At two pounds it's weightier than many tablet-users would like, and the trapazoid-profile unit measures 10.81 x 6.81 x 0.53 inches at its tips. As with the RT unit, the Surface Pro has a kickstand for viewing or use with the keyboard. The screen viewing area is good enough, so you're reasonably flexible about where you sit when the kickstand is deployed, but using it with a keyboard in Cattle Class on an American airline could be problematic.
The power slot uses a magnetic connector similar to Apple's second-generation MagSafe power connector, and this doubles as a fixing point for the Surface Pro's stylus, which is built using Wacom technology and uses a pressure sensitive tip to act as a mouse, and has a button on top that can be programmed to erase doodles. The Surface is also heavy enough that you can use it as a graphics tablet without it sliding all over the table like lighter fondleslabs.
Built into the left side of the casing is a full-sized USB 3.0 port (very welcome and still ridiculously rare), a volume rocker, and 3.5mm headphone jack, with the power button and microphone on top.

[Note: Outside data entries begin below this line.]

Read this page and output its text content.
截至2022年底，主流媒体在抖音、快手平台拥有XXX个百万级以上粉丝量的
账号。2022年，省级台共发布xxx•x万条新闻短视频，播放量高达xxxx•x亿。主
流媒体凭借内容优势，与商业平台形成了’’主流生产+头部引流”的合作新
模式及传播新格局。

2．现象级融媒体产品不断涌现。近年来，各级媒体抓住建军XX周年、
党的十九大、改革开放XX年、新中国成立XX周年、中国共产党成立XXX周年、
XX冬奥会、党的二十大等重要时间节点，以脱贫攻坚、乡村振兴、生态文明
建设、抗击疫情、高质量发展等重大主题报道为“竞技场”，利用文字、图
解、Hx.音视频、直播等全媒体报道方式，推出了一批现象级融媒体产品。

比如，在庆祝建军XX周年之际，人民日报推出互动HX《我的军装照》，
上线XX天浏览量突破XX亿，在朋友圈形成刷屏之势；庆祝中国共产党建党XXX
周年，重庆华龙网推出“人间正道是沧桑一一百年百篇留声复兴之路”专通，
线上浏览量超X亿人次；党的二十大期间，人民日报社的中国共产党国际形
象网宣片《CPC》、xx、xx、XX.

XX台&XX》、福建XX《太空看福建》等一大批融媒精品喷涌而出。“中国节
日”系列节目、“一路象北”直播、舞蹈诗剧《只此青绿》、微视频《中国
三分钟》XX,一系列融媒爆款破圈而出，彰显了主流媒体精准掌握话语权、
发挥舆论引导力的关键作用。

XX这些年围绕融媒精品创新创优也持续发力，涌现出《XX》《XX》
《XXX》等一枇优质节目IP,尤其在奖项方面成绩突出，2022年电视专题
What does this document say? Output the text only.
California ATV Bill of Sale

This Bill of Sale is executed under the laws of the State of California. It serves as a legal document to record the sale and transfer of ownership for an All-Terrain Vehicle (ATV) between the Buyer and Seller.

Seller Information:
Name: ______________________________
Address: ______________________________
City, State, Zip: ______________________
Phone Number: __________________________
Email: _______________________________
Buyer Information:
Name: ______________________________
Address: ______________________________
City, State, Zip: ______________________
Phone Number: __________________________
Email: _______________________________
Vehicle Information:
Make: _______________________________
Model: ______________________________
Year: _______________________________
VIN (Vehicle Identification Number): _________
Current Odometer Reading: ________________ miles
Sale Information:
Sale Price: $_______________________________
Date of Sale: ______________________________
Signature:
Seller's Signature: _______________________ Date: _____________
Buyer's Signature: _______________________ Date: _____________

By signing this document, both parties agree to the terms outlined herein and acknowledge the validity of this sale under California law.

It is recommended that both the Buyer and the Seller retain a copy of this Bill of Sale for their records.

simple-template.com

On the right is the Mini DisplayPort and power port, with a microSD card slot above – and you're going to need the latter given the size of the available storage space.
Our 128GB test unit came with 86GB of free space, so it's logical to assume the 64GB version will have a little over 20GB for buyers to play with. You can pick up a 32GB microSD card cheaply enough, 128GB versions are coming soon, and SanDisk say the technology will scale up to 2TB, so a card wallet is going to be a necessary accessory for power Surface users.